VSCode offers a more powerful debugging that allows programmers to debug both jupyter notebooks or python scripts with conditional breakpoints:

from importlib import reload
import utils

reload(utils)  # to reload updates to utils.py without restarting kernel
utils.is_perfect_square((10**23) ** 2)

Glossary¶

breakpoint: A designated point in a program’s code where execution will pause, allowing the programmer to examine the program’s state and behavior at that point. Breakpoints are often used in conjunction with a debugger to help identify and resolve errors or bugs in a program.
bug: An error or defect in a software program that causes it to behave unexpectedly or not according to its intended purpose.

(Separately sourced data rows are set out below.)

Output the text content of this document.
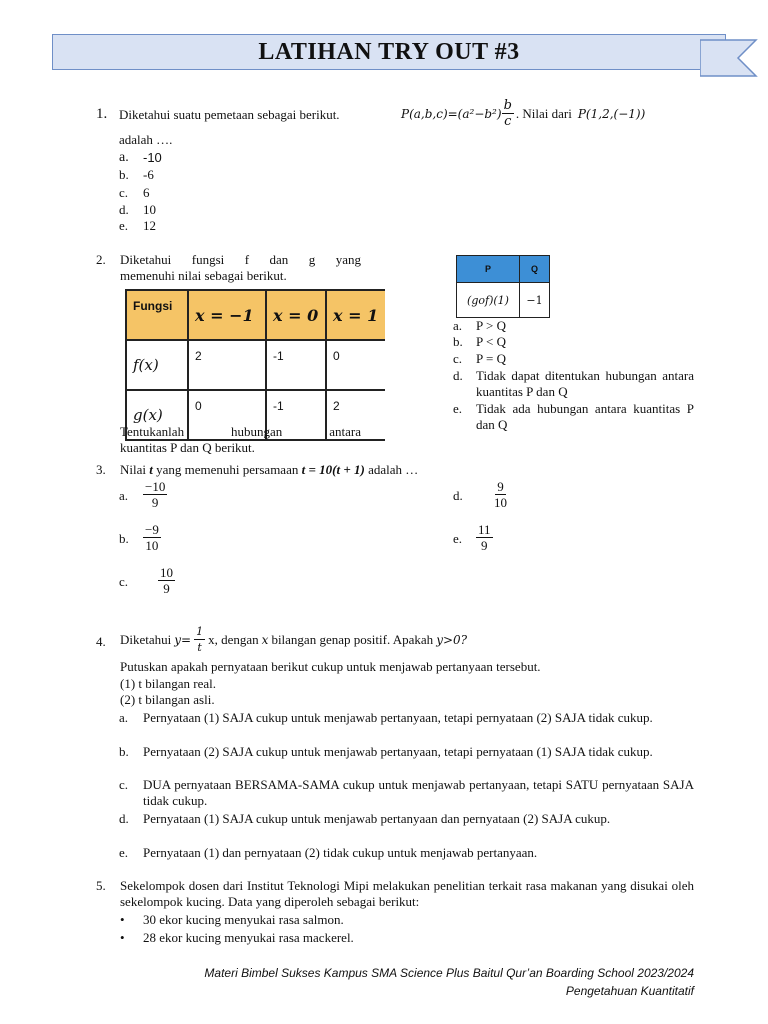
LATIHAN TRY OUT #3
1. Diketahui suatu pemetaan sebagai berikut.	$P(a,b,c)=(a^2-b^2) \frac{b}{c}$ . Nilai dari P(1,2,(−1))
adalah ….
a. -10
b. -6
c. 6
d. 10
e. 12
2. Diketahui fungsi f dan g yang
memenuhi nilai sebagai berikut.
Fungsi	x = −1	x = 0	x = 1
f(x)	2	-1	0
g(x)	0	-1	2
Tentukanlah hubungan antara
kuantitas P dan Q berikut.
P	Q
(gof)(1)	−1
a. P > Q
b. P < Q
c. P = Q
d. Tidak dapat ditentukan hubungan antara kuantitas P dan Q
e. Tidak ada hubungan antara kuantitas P dan Q
3. Nilai t yang memenuhi persamaan t = 10(t + 1) adalah …
a. $\frac{-10}{9}$
b. $\frac{-9}{10}$
c. $\frac{10}{9}$
d. $\frac{9}{10}$
e. $\frac{11}{9}$
4. Diketahui $y= \frac{1}{t} x$, dengan x bilangan genap positif. Apakah y>0?
Putuskan apakah pernyataan berikut cukup untuk menjawab pertanyaan tersebut.
(1) t bilangan real.
(2) t bilangan asli.
a. Pernyataan (1) SAJA cukup untuk menjawab pertanyaan, tetapi pernyataan (2) SAJA tidak cukup.
b. Pernyataan (2) SAJA cukup untuk menjawab pertanyaan, tetapi pernyataan (1) SAJA tidak cukup.
c. DUA pernyataan BERSAMA-SAMA cukup untuk menjawab pertanyaan, tetapi SATU pernyataan SAJA tidak cukup.
d. Pernyataan (1) SAJA cukup untuk menjawab pertanyaan dan pernyataan (2) SAJA cukup.
e. Pernyataan (1) dan pernyataan (2) tidak cukup untuk menjawab pertanyaan.
5. Sekelompok dosen dari Institut Teknologi Mipi melakukan penelitian terkait rasa makanan yang disukai oleh sekelompok kucing. Data yang diperoleh sebagai berikut:
• 30 ekor kucing menyukai rasa salmon.
• 28 ekor kucing menyukai rasa mackerel.
Materi Bimbel Sukses Kampus SMA Science Plus Baitul Qur’an Boarding School 2023/2024
Pengetahuan Kuantitatif
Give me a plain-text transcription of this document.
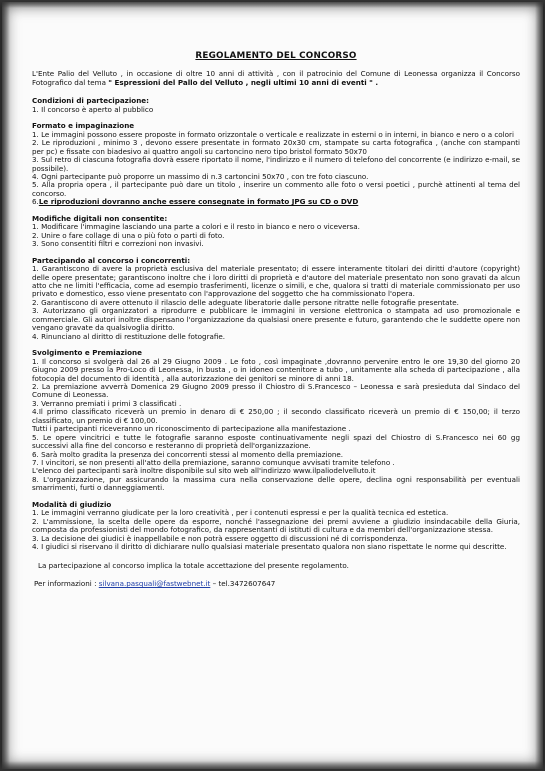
REGOLAMENTO DEL CONCORSO

L'Ente Palio del Velluto , in occasione di oltre 10 anni di attività , con il patrocinio del Comune di Leonessa organizza il Concorso Fotografico dal tema " Espressioni del Pallo del Velluto , negli ultimi 10 anni di eventi " .

Condizioni di partecipazione:

1. Il concorso è aperto al pubblico

Formato e impaginazione

1. Le immagini possono essere proposte in formato orizzontale o verticale e realizzate in esterni o in interni, in bianco e nero o a colori

2. Le riproduzioni , minimo 3 , devono essere presentate in formato 20x30 cm, stampate su carta fotografica , (anche con stampanti per pc) e fissate con biadesivo ai quattro angoli su cartoncino nero tipo bristol formato 50x70

3. Sul retro di ciascuna fotografia dovrà essere riportato il nome, l'indirizzo e il numero di telefono del concorrente (e indirizzo e-mail, se possibile).

4. Ogni partecipante può proporre un massimo di n.3 cartoncini 50x70 , con tre foto ciascuno.

5. Alla propria opera , il partecipante può dare un titolo , inserire un commento alle foto o versi poetici , purchè attinenti al tema del concorso.

6.Le riproduzioni dovranno anche essere consegnate in formato JPG su CD o DVD

Modifiche digitali non consentite:

1. Modificare l'immagine lasciando una parte a colori e il resto in bianco e nero o viceversa.

2. Unire o fare collage di una o più foto o parti di foto.

3. Sono consentiti filtri e correzioni non invasivi.

Partecipando al concorso i concorrenti:

1. Garantiscono di avere la proprietà esclusiva del materiale presentato; di essere interamente titolari dei diritti d'autore (copyright) delle opere presentate; garantiscono inoltre che i loro diritti di proprietà e d'autore del materiale presentato non sono gravati da alcun atto che ne limiti l'efficacia, come ad esempio trasferimenti, licenze o simili, e che, qualora si tratti di materiale commissionato per uso privato e domestico, esso viene presentato con l'approvazione del soggetto che ha commissionato l'opera.

2. Garantiscono di avere ottenuto il rilascio delle adeguate liberatorie dalle persone ritratte nelle fotografie presentate.

3. Autorizzano gli organizzatori a riprodurre e pubblicare le immagini in versione elettronica o stampata ad uso promozionale e commerciale. Gli autori inoltre dispensano l'organizzazione da qualsiasi onere presente e futuro, garantendo che le suddette opere non vengano gravate da qualsivoglia diritto.

4. Rinunciano al diritto di restituzione delle fotografie.

Svolgimento e Premiazione

1. Il concorso si svolgerà dal 26 al 29 Giugno 2009 . Le foto , così impaginate ,dovranno pervenire entro le ore 19,30 del giorno 20 Giugno 2009 presso la Pro-Loco di Leonessa, in busta , o in idoneo contenitore a tubo , unitamente alla scheda di partecipazione , alla fotocopia del documento di identità , alla autorizzazione dei genitori se minore di anni 18.

2. La premiazione avverrà Domenica 29 Giugno 2009 presso il Chiostro di S.Francesco – Leonessa e sarà presieduta dal Sindaco del Comune di Leonessa.

3. Verranno premiati i primi 3 classificati .

4.Il primo classificato riceverà un premio in denaro di € 250,00 ; il secondo classificato riceverà un premio di € 150,00; il terzo classificato, un premio di € 100,00.

Tutti i partecipanti riceveranno un riconoscimento di partecipazione alla manifestazione .

5. Le opere vincitrici e tutte le fotografie saranno esposte continuativamente negli spazi del Chiostro di S.Francesco nei 60 gg successivi alla fine del concorso e resteranno di proprietà dell'organizzazione.

6. Sarà molto gradita la presenza dei concorrenti stessi al momento della premiazione.

7. I vincitori, se non presenti all'atto della premiazione, saranno comunque avvisati tramite telefono .

L'elenco dei partecipanti sarà inoltre disponibile sul sito web all'indirizzo www.ilpaliodelvelluto.it

8. L'organizzazione, pur assicurando la massima cura nella conservazione delle opere, declina ogni responsabilità per eventuali smarrimenti, furti o danneggiamenti.

Modalità di giudizio

1. Le immagini verranno giudicate per la loro creatività , per i contenuti espressi e per la qualità tecnica ed estetica.

2. L'ammissione, la scelta delle opere da esporre, nonché l'assegnazione dei premi avviene a giudizio insindacabile della Giuria, composta da professionisti del mondo fotografico, da rappresentanti di istituti di cultura e da membri dell'organizzazione stessa.

3. La decisione dei giudici è inappellabile e non potrà essere oggetto di discussioni né di corrispondenza.

4. I giudici si riservano il diritto di dichiarare nullo qualsiasi materiale presentato qualora non siano rispettate le norme qui descritte.

La partecipazione al concorso implica la totale accettazione del presente regolamento.

Per informazioni : silvana.pasquali@fastwebnet.it – tel.3472607647
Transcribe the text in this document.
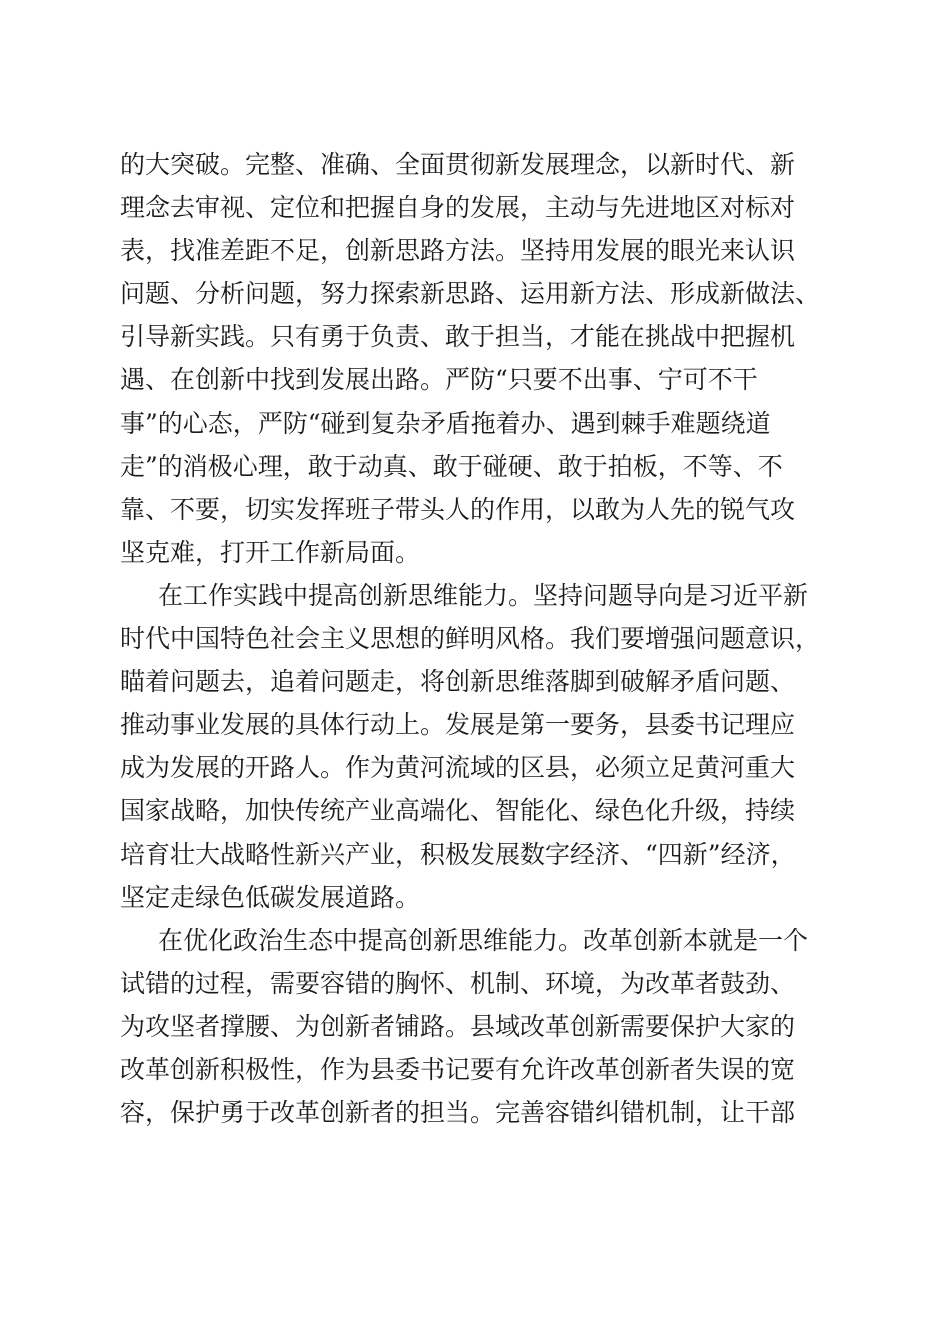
的大突破。完整、准确、全面贯彻新发展理念，以新时代、新
理念去审视、定位和把握自身的发展，主动与先进地区对标对
表，找准差距不足，创新思路方法。坚持用发展的眼光来认识
问题、分析问题，努力探索新思路、运用新方法、形成新做法、
引导新实践。只有勇于负责、敢于担当，才能在挑战中把握机
遇、在创新中找到发展出路。严防“只要不出事、宁可不干
事”的心态，严防“碰到复杂矛盾拖着办、遇到棘手难题绕道
走”的消极心理，敢于动真、敢于碰硬、敢于拍板，不等、不
靠、不要，切实发挥班子带头人的作用，以敢为人先的锐气攻
坚克难，打开工作新局面。
在工作实践中提高创新思维能力。坚持问题导向是习近平新
时代中国特色社会主义思想的鲜明风格。我们要增强问题意识，
瞄着问题去，追着问题走，将创新思维落脚到破解矛盾问题、
推动事业发展的具体行动上。发展是第一要务，县委书记理应
成为发展的开路人。作为黄河流域的区县，必须立足黄河重大
国家战略，加快传统产业高端化、智能化、绿色化升级，持续
培育壮大战略性新兴产业，积极发展数字经济、“四新”经济，
坚定走绿色低碳发展道路。
在优化政治生态中提高创新思维能力。改革创新本就是一个
试错的过程，需要容错的胸怀、机制、环境，为改革者鼓劲、
为攻坚者撑腰、为创新者铺路。县域改革创新需要保护大家的
改革创新积极性，作为县委书记要有允许改革创新者失误的宽
容，保护勇于改革创新者的担当。完善容错纠错机制，让干部
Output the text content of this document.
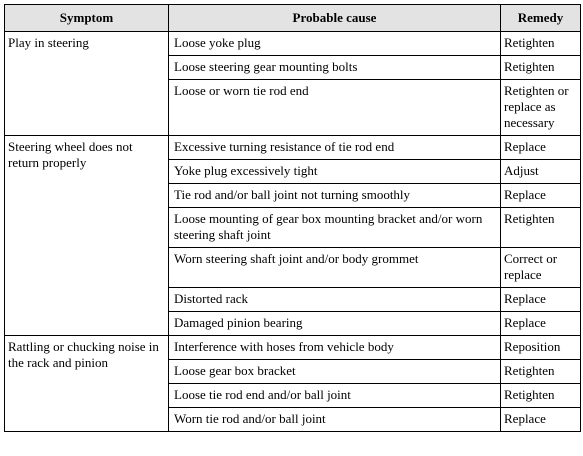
Symptom	Probable cause	Remedy
Play in steering	Loose yoke plug	Retighten
	Loose steering gear mounting bolts	Retighten
	Loose or worn tie rod end	Retighten or replace as necessary
Steering wheel does not return properly	Excessive turning resistance of tie rod end	Replace
	Yoke plug excessively tight	Adjust
	Tie rod and/or ball joint not turning smoothly	Replace
	Loose mounting of gear box mounting bracket and/or worn steering shaft joint	Retighten
	Worn steering shaft joint and/or body grommet	Correct or replace
	Distorted rack	Replace
	Damaged pinion bearing	Replace
Rattling or chucking noise in the rack and pinion	Interference with hoses from vehicle body	Reposition
	Loose gear box bracket	Retighten
	Loose tie rod end and/or ball joint	Retighten
	Worn tie rod and/or ball joint	Replace
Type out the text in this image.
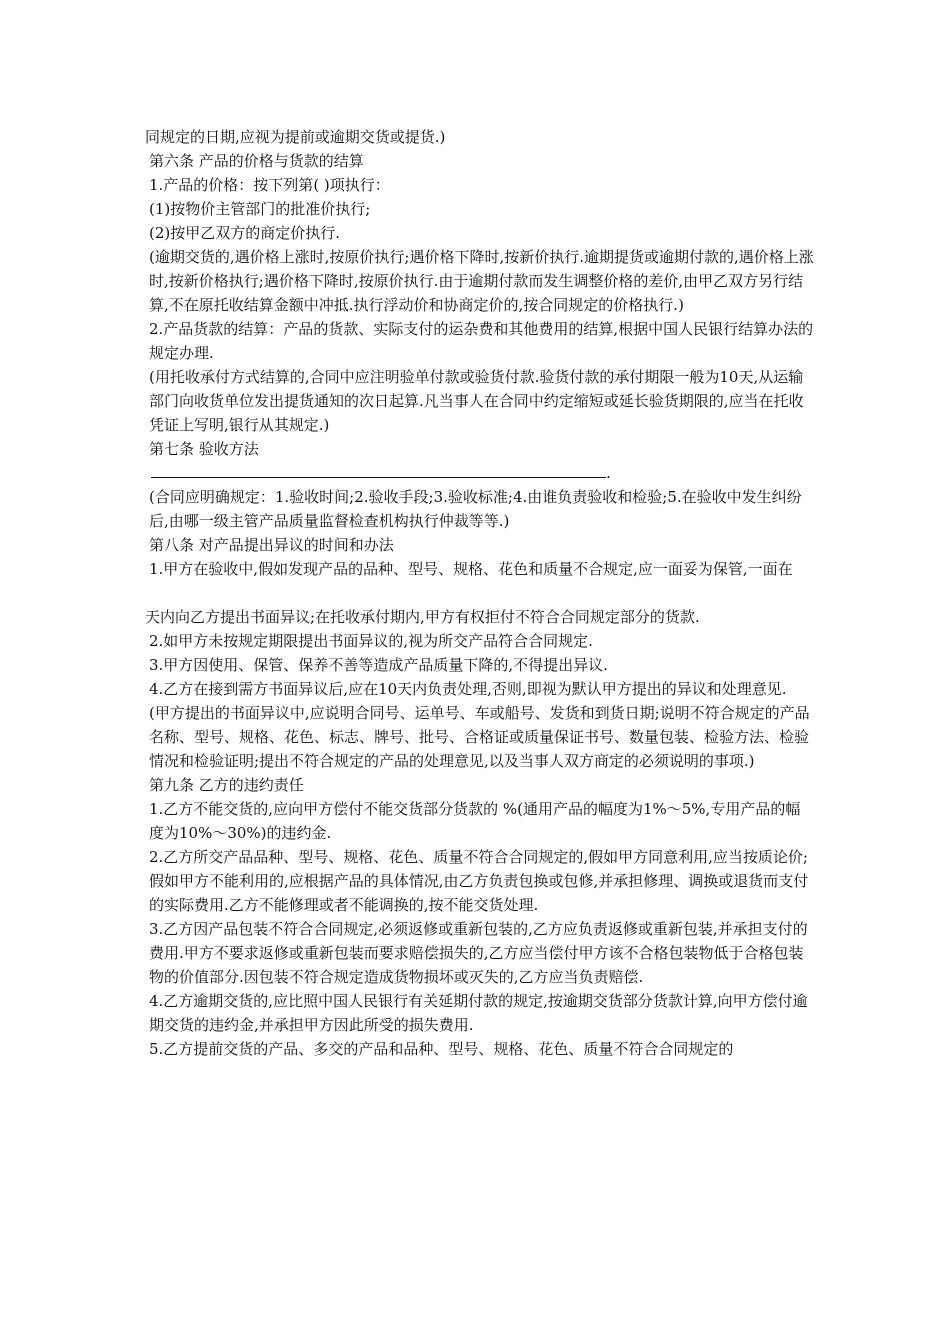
同规定的日期,应视为提前或逾期交货或提货.)

第六条 产品的价格与货款的结算

1.产品的价格：按下列第( )项执行：

(1)按物价主管部门的批准价执行;

(2)按甲乙双方的商定价执行.

(逾期交货的,遇价格上涨时,按原价执行;遇价格下降时,按新价执行.逾期提货或逾期付款的,遇价格上涨时,按新价格执行;遇价格下降时,按原价执行.由于逾期付款而发生调整价格的差价,由甲乙双方另行结算,不在原托收结算金额中冲抵.执行浮动价和协商定价的,按合同规定的价格执行.)

2.产品货款的结算：产品的货款、实际支付的运杂费和其他费用的结算,根据中国人民银行结算办法的规定办理.

(用托收承付方式结算的,合同中应注明验单付款或验货付款.验货付款的承付期限一般为10天,从运输部门向收货单位发出提货通知的次日起算.凡当事人在合同中约定缩短或延长验货期限的,应当在托收凭证上写明,银行从其规定.)

第七条 验收方法

.

(合同应明确规定：1.验收时间;2.验收手段;3.验收标准;4.由谁负责验收和检验;5.在验收中发生纠纷后,由哪一级主管产品质量监督检查机构执行仲裁等等.)

第八条 对产品提出异议的时间和办法

1.甲方在验收中,假如发现产品的品种、型号、规格、花色和质量不合规定,应一面妥为保管,一面在

天内向乙方提出书面异议;在托收承付期内,甲方有权拒付不符合合同规定部分的货款.

2.如甲方未按规定期限提出书面异议的,视为所交产品符合合同规定.

3.甲方因使用、保管、保养不善等造成产品质量下降的,不得提出异议.

4.乙方在接到需方书面异议后,应在10天内负责处理,否则,即视为默认甲方提出的异议和处理意见.

(甲方提出的书面异议中,应说明合同号、运单号、车或船号、发货和到货日期;说明不符合规定的产品名称、型号、规格、花色、标志、牌号、批号、合格证或质量保证书号、数量包装、检验方法、检验情况和检验证明;提出不符合规定的产品的处理意见,以及当事人双方商定的必须说明的事项.)

第九条 乙方的违约责任

1.乙方不能交货的,应向甲方偿付不能交货部分货款的 %(通用产品的幅度为1%～5%,专用产品的幅度为10%～30%)的违约金.

2.乙方所交产品品种、型号、规格、花色、质量不符合合同规定的,假如甲方同意利用,应当按质论价;假如甲方不能利用的,应根据产品的具体情况,由乙方负责包换或包修,并承担修理、调换或退货而支付的实际费用.乙方不能修理或者不能调换的,按不能交货处理.

3.乙方因产品包装不符合合同规定,必须返修或重新包装的,乙方应负责返修或重新包装,并承担支付的费用.甲方不要求返修或重新包装而要求赔偿损失的,乙方应当偿付甲方该不合格包装物低于合格包装物的价值部分.因包装不符合规定造成货物损坏或灭失的,乙方应当负责赔偿.

4.乙方逾期交货的,应比照中国人民银行有关延期付款的规定,按逾期交货部分货款计算,向甲方偿付逾期交货的违约金,并承担甲方因此所受的损失费用.

5.乙方提前交货的产品、多交的产品和品种、型号、规格、花色、质量不符合合同规定的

Bugs can range from minor issues to major problems that can cause crashes or data loss.
callstack: A data structure that keeps track of the functions or procedures that have been called in a program, along with their parameters and return values. The callstack is used by the program to keep track of where it is in the execution process and to manage memory usage.
console: A command-line interface or text-based window used for interacting with a program or operating system. The console allows users to enter commands and view output from the system or program.
debugger: A tool or program used to identify and resolve errors or bugs in software code. Debuggers can be used to step through code, examine variables and data structures, and identify the source of errors in a program.
flow control: The process of controlling the order in which a program executes its instructions. Flow control can be achieved through conditional statements, loops, and other control structures that allow the program to make decisions and repeat actions based on certain conditions.